Aun así, en sus páginas se filtran algunas pistas de ese universo. Como la que registra, por ejemplo, el encuentro decisivo con los escritos de Poe. “He descubierto a un autor norteamericano que ha despertado en mí una simpatía inusitada, y he escrito dos artículos sobre su vida y su obra”, relataba a su madre el 27 de marzo de 1852.

En los años siguientes Baudelaire no dejaría de comentar, traducir y difundir a Poe en el ambiente de la cultura francesa y del resto de Europa, el signo de su estrecha identificación literaria y vital con el estadounidense.

“¿Comprendes ahora -preguntaba a su madre en 1853- por qué, en medio de la espantosa soledad que me rodea, me compenetré tan bien del genio de Edgar Poe y por qué he sabido escribir tan de manera inmejorable su abominable vida?”

PATETISMO

Ese último adjetivo Baudelaire muy bien podría haberlo aplicado a su propia existencia, tal como lo reflejan estas cartas abrumadas de patetismo.

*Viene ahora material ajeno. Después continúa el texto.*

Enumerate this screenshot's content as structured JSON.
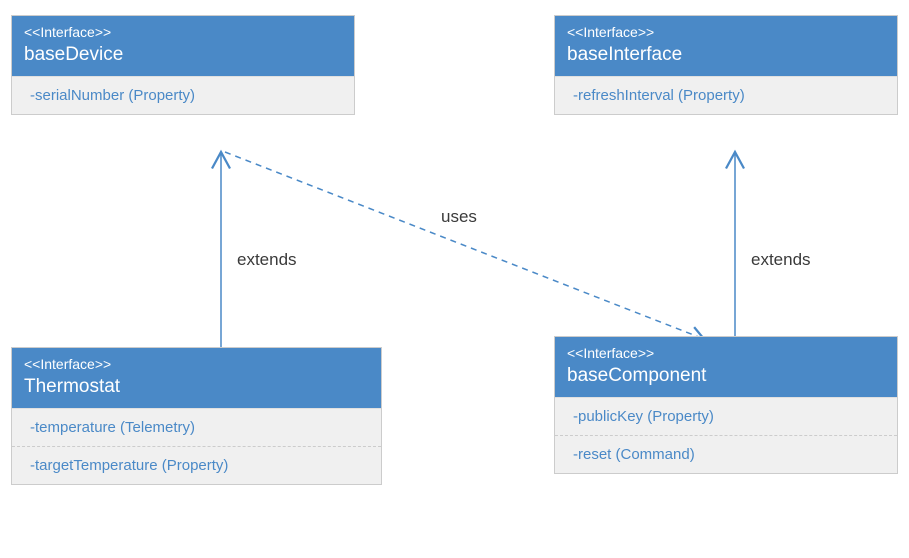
{
  "boxes": {
    "baseDevice": {
      "stereotype": "<<Interface>>",
      "name": "baseDevice",
      "rows": [
        "-serialNumber (Property)"
      ]
    },
    "baseInterface": {
      "stereotype": "<<Interface>>",
      "name": "baseInterface",
      "rows": [
        "-refreshInterval (Property)"
      ]
    },
    "thermostat": {
      "stereotype": "<<Interface>>",
      "name": "Thermostat",
      "rows": [
        "-temperature (Telemetry)",
        "-targetTemperature (Property)"
      ]
    },
    "baseComponent": {
      "stereotype": "<<Interface>>",
      "name": "baseComponent",
      "rows": [
        "-publicKey (Property)",
        "-reset (Command)"
      ]
    }
  },
  "labels": {
    "extends1": "extends",
    "uses": "uses",
    "extends2": "extends"
  },
  "colors": {
    "headerBlue": "#4a89c7",
    "bodyGray": "#f0f0f0",
    "textBlue": "#4a89c7"
  }
}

Al poeta lo vencían la tristeza, las crisis de nervios, el agobio de tener que ganarse el pan, “la fatiga insoportable que da el trabajo de la traducción”. Se preguntaba si alguna vez dejaría la miseria, si podría vivir de su arte. Y en los momentos de mayor depresión proclamaba que su vida estaba maldita desde el principio. Más de una vez barajó la posibilidad del suicidio, o eso al menos fue lo que insinuó.

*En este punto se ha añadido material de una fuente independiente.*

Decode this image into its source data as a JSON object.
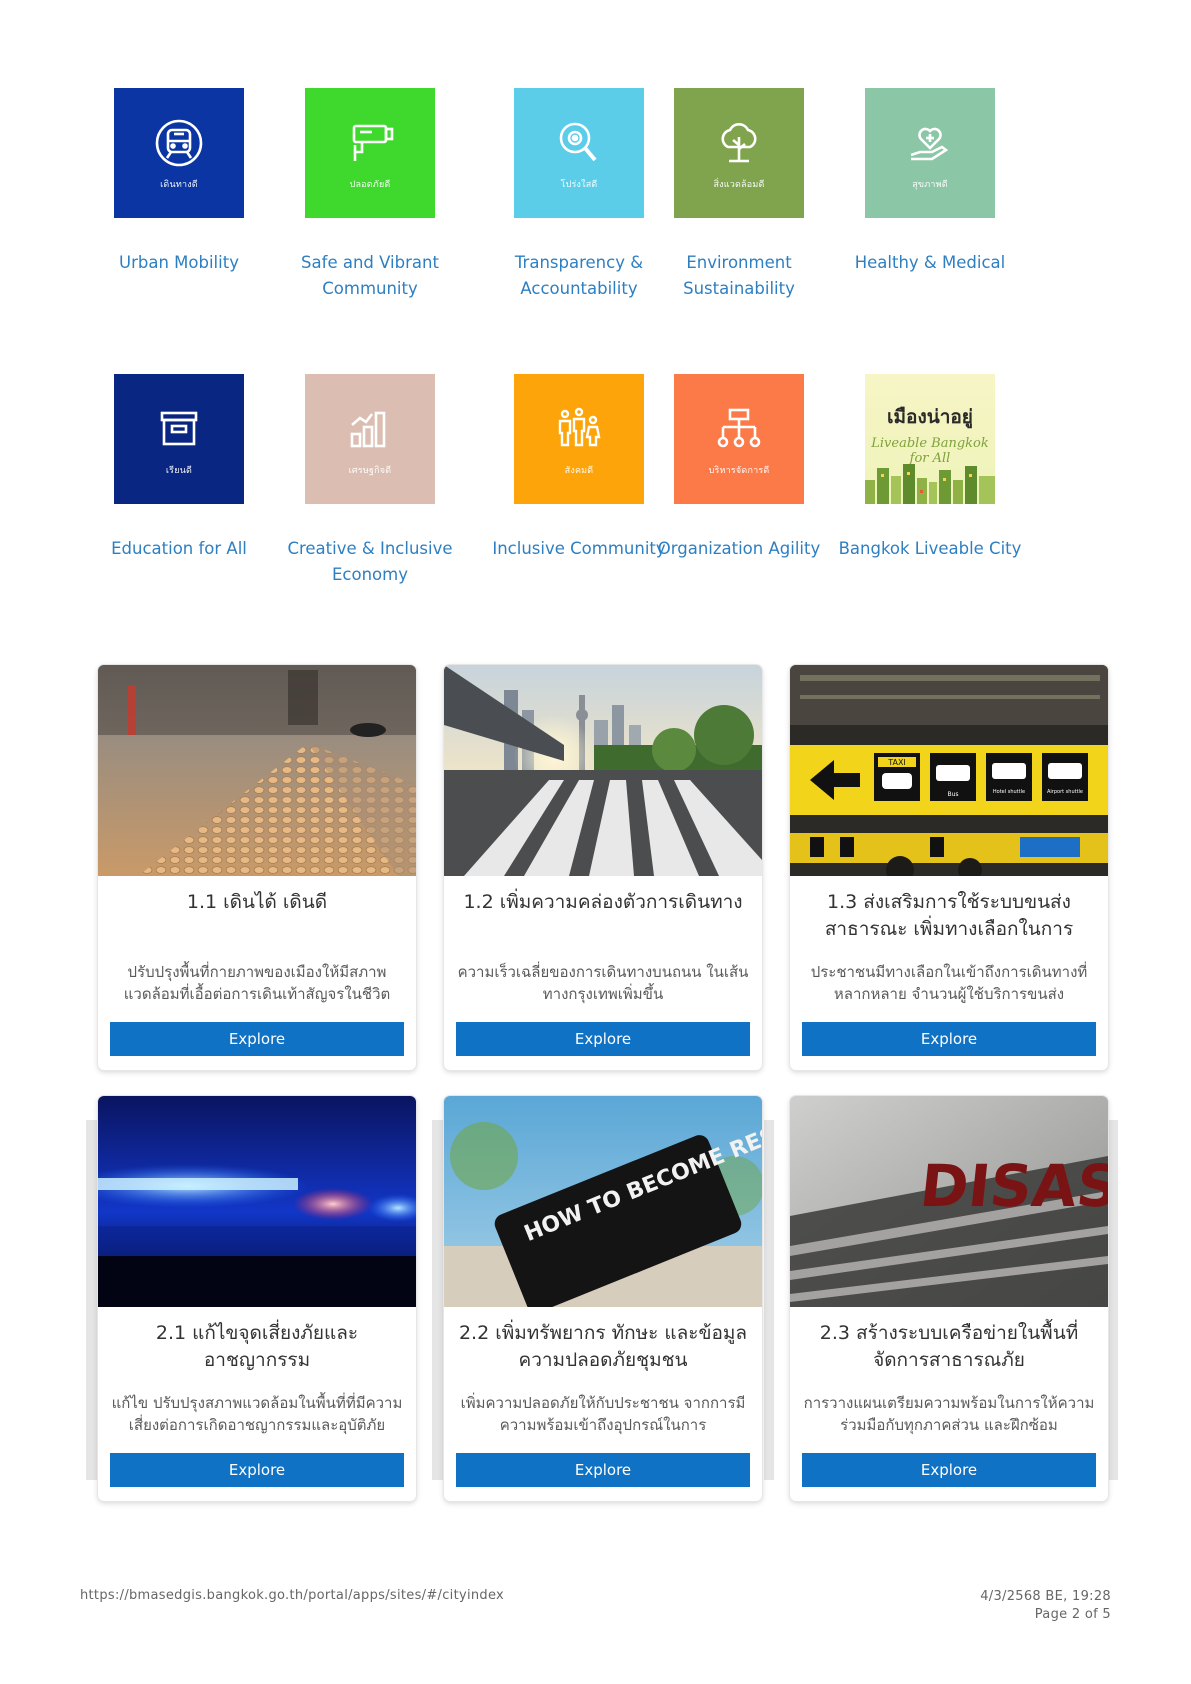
{
  "categories": [
    {
      "label": "Urban Mobility",
      "sub": "เดินทางดี",
      "color": "#0a35a3",
      "icon": "train-icon"
    },
    {
      "label": "Safe and Vibrant Community",
      "sub": "ปลอดภัยดี",
      "color": "#3fd92e",
      "icon": "cctv-icon"
    },
    {
      "label": "Transparency & Accountability",
      "sub": "โปร่งใสดี",
      "color": "#5ccde8",
      "icon": "magnifier-icon"
    },
    {
      "label": "Environment Sustainability",
      "sub": "สิ่งแวดล้อมดี",
      "color": "#80a44d",
      "icon": "tree-icon"
    },
    {
      "label": "Healthy & Medical",
      "sub": "สุขภาพดี",
      "color": "#8bc6a6",
      "icon": "heart-hand-icon"
    },
    {
      "label": "Education for All",
      "sub": "เรียนดี",
      "color": "#0a2683",
      "icon": "box-icon"
    },
    {
      "label": "Creative & Inclusive Economy",
      "sub": "เศรษฐกิจดี",
      "color": "#dbbdb1",
      "icon": "bar-chart-icon"
    },
    {
      "label": "Inclusive Community",
      "sub": "สังคมดี",
      "color": "#fca40a",
      "icon": "people-icon"
    },
    {
      "label": "Organization Agility",
      "sub": "บริหารจัดการดี",
      "color": "#fc7a48",
      "icon": "org-chart-icon"
    },
    {
      "label": "Bangkok Liveable City",
      "poster_title": "เมืองน่าอยู่",
      "poster_script": "Liveable Bangkok for All",
      "icon": "liveable-city-poster"
    }
  ],
  "cards": [
    {
      "title": "1.1 เดินได้ เดินดี",
      "desc": "ปรับปรุงพื้นที่กายภาพของเมืองให้มีสภาพแวดล้อมที่เอื้อต่อการเดินเท้าสัญจรในชีวิตประจำวัน",
      "button": "Explore",
      "image": "tactile-paving-image"
    },
    {
      "title": "1.2 เพิ่มความคล่องตัวการเดินทาง",
      "desc": "ความเร็วเฉลี่ยของการเดินทางบนถนน ในเส้นทางกรุงเทพเพิ่มขึ้น",
      "button": "Explore",
      "image": "crosswalk-city-image"
    },
    {
      "title": "1.3 ส่งเสริมการใช้ระบบขนส่งสาธารณะ เพิ่มทางเลือกในการ",
      "desc": "ประชาชนมีทางเลือกในเข้าถึงการเดินทางที่หลากหลาย จำนวนผู้ใช้บริการขนส่ง",
      "button": "Explore",
      "image": "transport-signs-image",
      "sign_taxi": "TAXI",
      "sign_bus": "Bus",
      "sign_hotel": "Hotel shuttle",
      "sign_airport": "Airport shuttle"
    },
    {
      "title": "2.1 แก้ไขจุดเสี่ยงภัยและอาชญากรรม",
      "desc": "แก้ไข ปรับปรุงสภาพแวดล้อมในพื้นที่ที่มีความเสี่ยงต่อการเกิดอาชญากรรมและอุบัติภัย",
      "button": "Explore",
      "image": "police-lights-image"
    },
    {
      "title": "2.2 เพิ่มทรัพยากร ทักษะ และข้อมูลความปลอดภัยชุมชน",
      "desc": "เพิ่มความปลอดภัยให้กับประชาชน จากการมีความพร้อมเข้าถึงอุปกรณ์ในการ",
      "button": "Explore",
      "image": "resilient-sign-image",
      "sign_text": "HOW TO BECOME RESILIENT ?"
    },
    {
      "title": "2.3 สร้างระบบเครือข่ายในพื้นที่จัดการสาธารณภัย",
      "desc": "การวางแผนเตรียมความพร้อมในการให้ความร่วมมือกับทุกภาคส่วน และฝึกซ้อม",
      "button": "Explore",
      "image": "disaster-text-image",
      "sign_text": "DISASTER"
    }
  ],
  "footer": {
    "url": "https://bmasedgis.bangkok.go.th/portal/apps/sites/#/cityindex",
    "datetime": "4/3/2568 BE, 19:28",
    "page": "Page 2 of 5"
  }
}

Frente a ese trasfondo sombrío, propio, según T. S. Eliot “de una forma de acedia, surgida de una lucha fracasada en busca de la vida espiritual”, cada tanto asomaba cierta esperanza, discordante con un espíritu incrédulo y melancólico.

“Si alguna vez ha habido un hombre que, en su juventud, haya conocido el spleen y la hipocondría, ese hombre, por cierto, fui yo -comunicaba a comienzos de 1861-. Y, sin embargo, siento unas ansias inmensas de vivir, y ganas de saborear un poco de seguridad, de gloria, de satisfacción para conmigo mismo. Algo terrible me dice: jamás, y alguna otra cosa me dice: inténtalo, a pesar de todo”.

Charles Baudelaire murió seis años después de haber escrito esas líneas anhelantes, cuando todavía le era esquiva la gloria que tanto ambicionaba y que hoy ya es imposible separar de su nombre.